Podríamos señalar dos tipos de discursos: el dialógico y el monológico. El primero intentará cotejar y confrontar ideas y fundamentos con otro discurso que lo habrá de sitiar en sus certezas, problematizando sus premisas en una dinámica dialogal (dia-logos: a través de la palabra compartida) que evita quedar atrapado en la lógica excluyente del dilema verdadero-falso, típico del seudo-diálogo, por ejemplo, donde los interlocutores no reflexionan sobre el argumento del otro, sino que refuerzan su propio argumento para responder con mayor asertividad, buscando desacreditar a la persona que sostiene un discurso diferente.
El discurso monológico, por su parte, se deriva de la creencia en la palabra única y completa, hablando para un auditorio de iguales entre ellos, complacientes que han sido previamente negados en su derecho a disentir, porque no hablan sino que son hablados. Se habla para el espejo donde la imagen es el mismo monologante multiplicado en el fundamento narcisista.

Entre los discursos y discursistas monológicos podemos identificar: las situaciones de reunión de acólitos (“meetings” políticos) donde el discursista enardece a los asistentes con arengas y frases proactivas ahuecadas. La “perorata” (del latín “perorare”: discursear), donde el discurso muda en inoportuno o “latoso” para el que escucha.

El “sermón”, caracterizado por una prédica moralista con tono en general admonitorio. Y la “filípica” (en alusión a los discursos argumentativos de Demóstenes contra rey Filipo), que es una categoría particular de discurso monológico violento y lleno de ofensas contra una persona.

Todos estos discursos suelen ser reiteraciones interminables de lugares comunes que se autojustifican una y otra vez. No se pretende demostrar la verdad, porque el que habla siempre lo hace “desde la verdad” que está más allá de cualquier cuestionamiento. Es por tanto una “verdad ideológica”, lo que resulta un oxímoron. Al no haber diálogo (y por lo tanto ausencia de dialéctica) el discurso monológico es autosuficiente y suele extenderse en el tiempo hasta la desesperación del que lo padece excéntrico a su lógica.

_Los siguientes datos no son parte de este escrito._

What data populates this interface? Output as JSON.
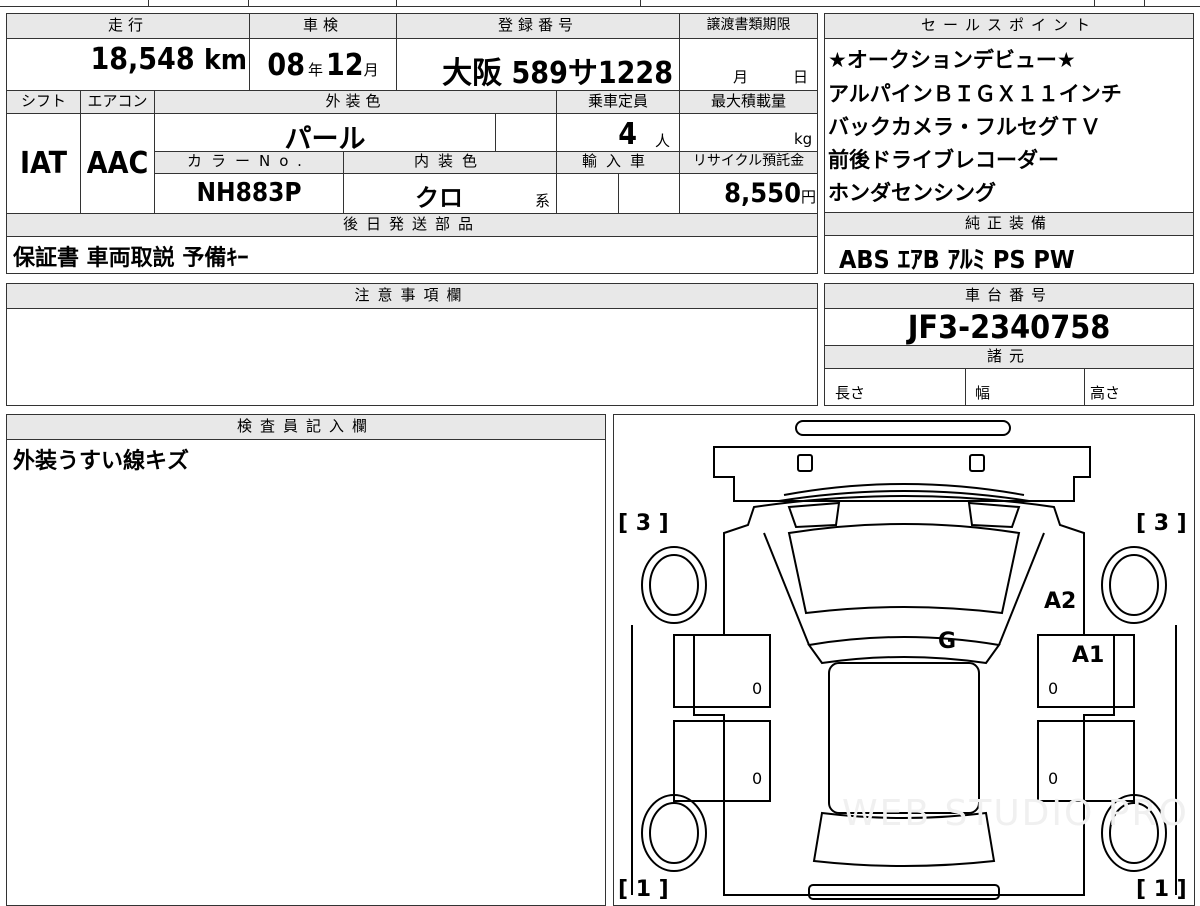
{
  "vehicle": {
    "mileage": "18,548",
    "mileage_unit": "km",
    "inspection_year": "08",
    "inspection_year_unit": "年",
    "inspection_month": "12",
    "inspection_month_unit": "月",
    "plate": "大阪 589サ1228",
    "transfer_month": "月",
    "transfer_day": "日",
    "shift": "IAT",
    "aircon": "AAC",
    "exterior_color": "パール",
    "capacity": "4",
    "capacity_unit": "人",
    "max_load_unit": "kg",
    "color_no": "NH883P",
    "interior_color": "クロ",
    "interior_suffix": "系",
    "recycle_fee": "8,550",
    "recycle_unit": "円",
    "later_parts": "保証書 車両取説 予備ｷｰ",
    "chassis_no": "JF3-2340758"
  },
  "headers": {
    "mileage": "走行",
    "inspection": "車検",
    "plate": "登録番号",
    "transfer_deadline": "譲渡書類期限",
    "sales_points": "セールスポイント",
    "shift": "シフト",
    "aircon": "エアコン",
    "exterior_color": "外装色",
    "capacity": "乗車定員",
    "max_load": "最大積載量",
    "color_no": "カラーNo.",
    "interior_color": "内装色",
    "import": "輸入車",
    "recycle": "リサイクル預託金",
    "later_parts": "後日発送部品",
    "equipment": "純正装備",
    "notes": "注意事項欄",
    "chassis": "車台番号",
    "specs": "諸元",
    "inspector": "検査員記入欄"
  },
  "sales_points": [
    "★オークションデビュー★",
    "アルパインＢＩＧＸ１１インチ",
    "バックカメラ・フルセグＴＶ",
    "前後ドライブレコーダー",
    "ホンダセンシング"
  ],
  "equipment": "ABS ｴｱB ｱﾙﾐ PS PW",
  "specs": {
    "length": "長さ",
    "width": "幅",
    "height": "高さ"
  },
  "inspector_note": "外装うすい線キズ",
  "diagram": {
    "front_left": "[ 3 ]",
    "front_right": "[ 3 ]",
    "rear_left": "[ 1 ]",
    "rear_right": "[ 1 ]",
    "mark_a2": "A2",
    "mark_a1": "A1",
    "mark_g": "G",
    "door_fl": "0",
    "door_rl": "0",
    "door_fr": "0",
    "door_rr": "0"
  },
  "watermark": "WEB STUDIO PRO"
}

Este tipo de discurso es propio de la cultura populista. Así los discursos de los demagogos y dictadores variopintos duran horas, para regocijo del que predica esa “verdad para todos” y fascinación alienante de la sumisa masa receptora.

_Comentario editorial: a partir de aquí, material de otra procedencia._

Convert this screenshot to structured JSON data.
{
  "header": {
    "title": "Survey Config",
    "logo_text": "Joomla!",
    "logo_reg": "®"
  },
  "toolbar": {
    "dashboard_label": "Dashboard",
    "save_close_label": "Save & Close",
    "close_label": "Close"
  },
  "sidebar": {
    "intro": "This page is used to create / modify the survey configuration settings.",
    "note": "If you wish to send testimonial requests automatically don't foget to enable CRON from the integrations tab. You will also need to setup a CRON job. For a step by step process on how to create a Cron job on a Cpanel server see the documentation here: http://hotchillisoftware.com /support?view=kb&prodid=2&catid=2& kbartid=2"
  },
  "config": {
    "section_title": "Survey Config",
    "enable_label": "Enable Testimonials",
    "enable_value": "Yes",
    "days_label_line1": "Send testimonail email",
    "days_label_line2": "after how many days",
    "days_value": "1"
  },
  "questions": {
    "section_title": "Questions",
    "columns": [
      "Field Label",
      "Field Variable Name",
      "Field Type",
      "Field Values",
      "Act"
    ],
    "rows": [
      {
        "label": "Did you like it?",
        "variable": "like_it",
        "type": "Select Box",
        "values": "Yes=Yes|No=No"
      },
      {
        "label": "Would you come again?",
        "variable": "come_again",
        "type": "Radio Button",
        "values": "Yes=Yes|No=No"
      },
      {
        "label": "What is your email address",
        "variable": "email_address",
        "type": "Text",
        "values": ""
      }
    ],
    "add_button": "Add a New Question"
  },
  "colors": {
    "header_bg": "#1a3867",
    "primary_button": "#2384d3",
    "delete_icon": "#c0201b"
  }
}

De posverdades amañadas y relatos populistas

En el “Orden del discurso”, Foucault plantea que “en toda sociedad la producción del discurso está a la vez controlada, seleccionada y redistribuida por un cierto número de procedimientos que tienen por función conjurar los poderes y peligros, dominar el acontecimiento aleatorio y esquivar su pesada y temible materialidad”. Refiere además que su propio texto es un “discurso” cuyo objeto de análisis es precisamente el discurso. Curiosamente “mutatis mutandis”, esta auto referencialidad parece observarse en los discursos monológicos que basan su legitimidad en una legalidad interna, en una creencia en la verosimilitud de sus afirmaciones. En épocas de la eufemísticamente llamada “posverdad” (que es una mentira cargada de emotividad), cuando un discurso habla de lo que se inventa, da lugar a lo que se ha dado en llamar “el relato”, una fantasía que reacomoda la realidad en dirección a una ilusión ideológica con intencionalidad manipuladora.

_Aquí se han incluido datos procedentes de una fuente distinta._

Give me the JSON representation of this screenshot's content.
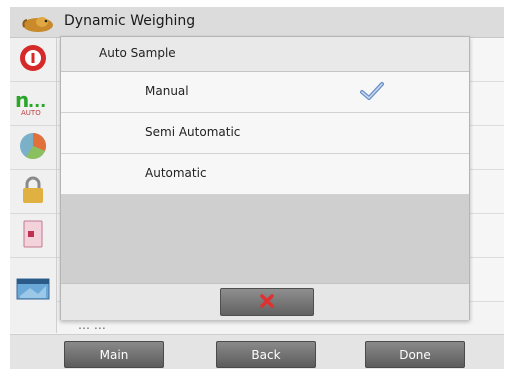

En la mayoría de los discursos políticos populistas, por ejemplo, escuchamos y leemos un decurso de ideas que lejos de referir a las complejas realidades del entorno sociocultural, hablan de principios ínsitos en los corpus ideológicos de quienes pretenden asimilar “lo real cotidiano” del mundo actual a la idealidad amañada de sus dogmas, que -como constatamos diariamente- suelen expresar creencias extraviadas en la noche de los tiempos. Así estos discursos monológicos son actos de fe, a la manera de las religiones, antes que reflexiones racionales constructivas, soliloquios autistas con fines de manipulación del otro: el “fan” que no escucha, sólo oye el ruido de la voz altisonante y jactanciosa y repite para asegurar ser parte de un todo mayor que le provee identidad gregaria. Se asumen como enjundia de autofascinación donde la realidad se confunde y deforma con la palabra misma, por eso son falaces más allá de la voluntad de sus exégetas. Palabras vacías llenando relatos congelados, muy lejos de aquella apelación enfática “a las cosas”, de don Ortega y Gasset. Dime como hablas… y te diré lo que ignoras.